3D-printed hotel start-up Habitas gets financial backing from Uber and Ocado founders
A new startup with a vision to cut the cost of building hotels has turned to 3D-printed flatpack designs to achieve this. Habitas has been able to raise $20m (£16m) from investors who are interested in Habitas’ work including the founder of Uber’s Travis Kalanick and Tim Steiner, Ocado’s chief executive.
Travis Kalanick and Tim Steiner are just some of the prominent personalities offering financial backing to the new hotel start-up.
The idea for Habitas was nursed out of a camp at the Burning Man desert arts festival. The company’s new $20m fund will allow it to expand its “3D-printed hotel” concept to new markets in Asia, the Middle East, and Africa. The 3D printed building’s design and models have gone through extensive testing in Tulum, Mexico.
Other personalities and organizations backing Habitas include Mr. Kalanicks’s personal investment fund 10100, entrepreneurs including Tim Steiner, chief executive of online supermarket Ocado, Justin Mateen, the co-founder of dating app Tinder, and Div Turakhia, the Indian ad-tech billionaire. Technology investors like Maurice Salem, Shervin Pishevar, Mike Novogratz and Jonathan Teo have all added their stakes to the startup.
Oliver Ripley is a co-founded of Habitas which initially started as an events company. Mr. Riley said he spent a period of six months building the investor base, which will also act as a “brains trust” as the hotel company expands.
Mr. Ripley speculates if things go according to plan, that Habitas will be able to have eight locations by the end of the year. Habitas says a Namibian hotel is due to open this month, with 10 to 12 following a year thereafter. He has recently visited Bhutan and Saudi Arabia to explore locations for its lightweight hotels.
Habitas hotel rooms cost $200-$400 a night. The company’s structures revolved around traditional hostels and five-star hotel-style buildings. Their more expensive hotels are aimed at millennial tourists looking for a social holiday rather than a “fancy lobby”, according to Mr. Ripley.
“We are focusing more on the people, the community, the experiences — a little bit like Club Med for our generation,” he said.
“What is the equivalent to Club Med for us? Incredible experiences with food, with music, with the right kind of wellness — not the fanciest spa but really just reconnecting.” he continued.
The company builds its own hotel rooms in Mexico using 3D-printing technology. It flat-packs the basic structures of its rooms and ships them to the location, where they can be customized to fit the local environment. Mr Ripley says it can manufacture about 100 rooms per month. “We assemble them like Lego,” he said.
The technique Habitas uses to build their hotels is similar to those used by modular housing start-ups such as SoftBank-backed Katerra.

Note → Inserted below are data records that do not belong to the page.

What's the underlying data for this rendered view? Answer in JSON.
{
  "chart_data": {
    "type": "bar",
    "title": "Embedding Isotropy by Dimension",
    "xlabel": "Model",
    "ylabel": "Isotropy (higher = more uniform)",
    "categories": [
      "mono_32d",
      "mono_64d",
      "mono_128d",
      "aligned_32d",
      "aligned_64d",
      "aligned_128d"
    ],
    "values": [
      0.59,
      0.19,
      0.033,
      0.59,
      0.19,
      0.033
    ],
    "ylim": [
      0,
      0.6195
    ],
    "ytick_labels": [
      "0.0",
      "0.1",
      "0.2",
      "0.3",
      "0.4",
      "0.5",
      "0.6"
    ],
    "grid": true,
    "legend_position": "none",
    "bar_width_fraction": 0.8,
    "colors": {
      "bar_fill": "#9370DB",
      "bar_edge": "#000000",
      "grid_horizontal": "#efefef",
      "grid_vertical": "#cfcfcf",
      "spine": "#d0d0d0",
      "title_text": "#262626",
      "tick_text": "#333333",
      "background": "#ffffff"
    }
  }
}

This process means that entire Habitas’ hotels can be constructed within six to nine months, Mr. Ripley said, and earn a return on investment within two years — far faster than most traditional hotels.

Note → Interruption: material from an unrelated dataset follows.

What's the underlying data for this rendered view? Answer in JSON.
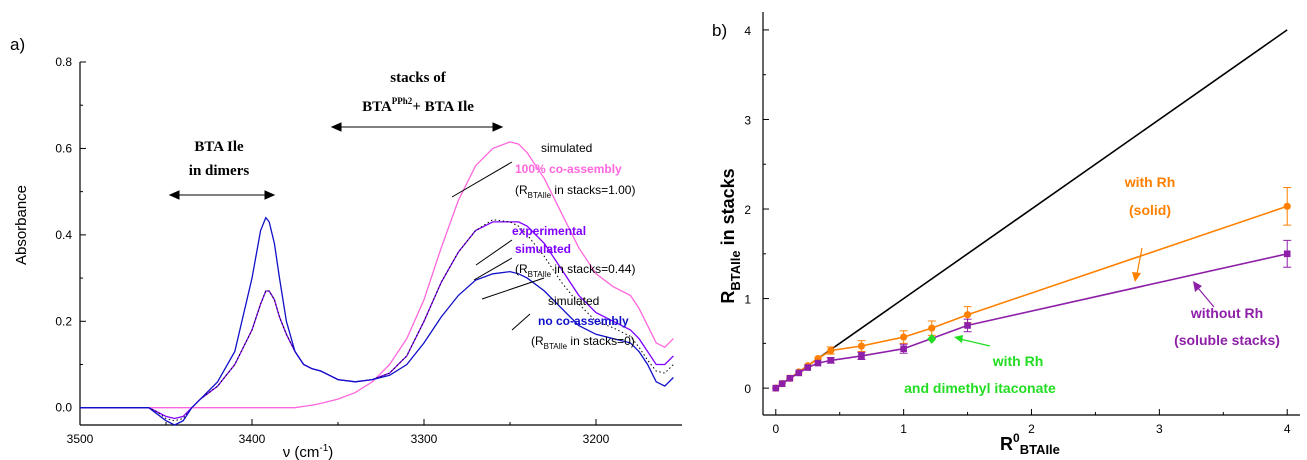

Habitas could expand into franchising or even social housing in the future.
The company has set up two subsidiaries to keep its real estate and manufacturing operations separate.
Mr Ripley was an investor in Kite, a digital imaging company sold to Canon, and Elite Daily, a digital media company sold to the DMGT, the owner of the Daily Mail newspaper, before founding Habitas.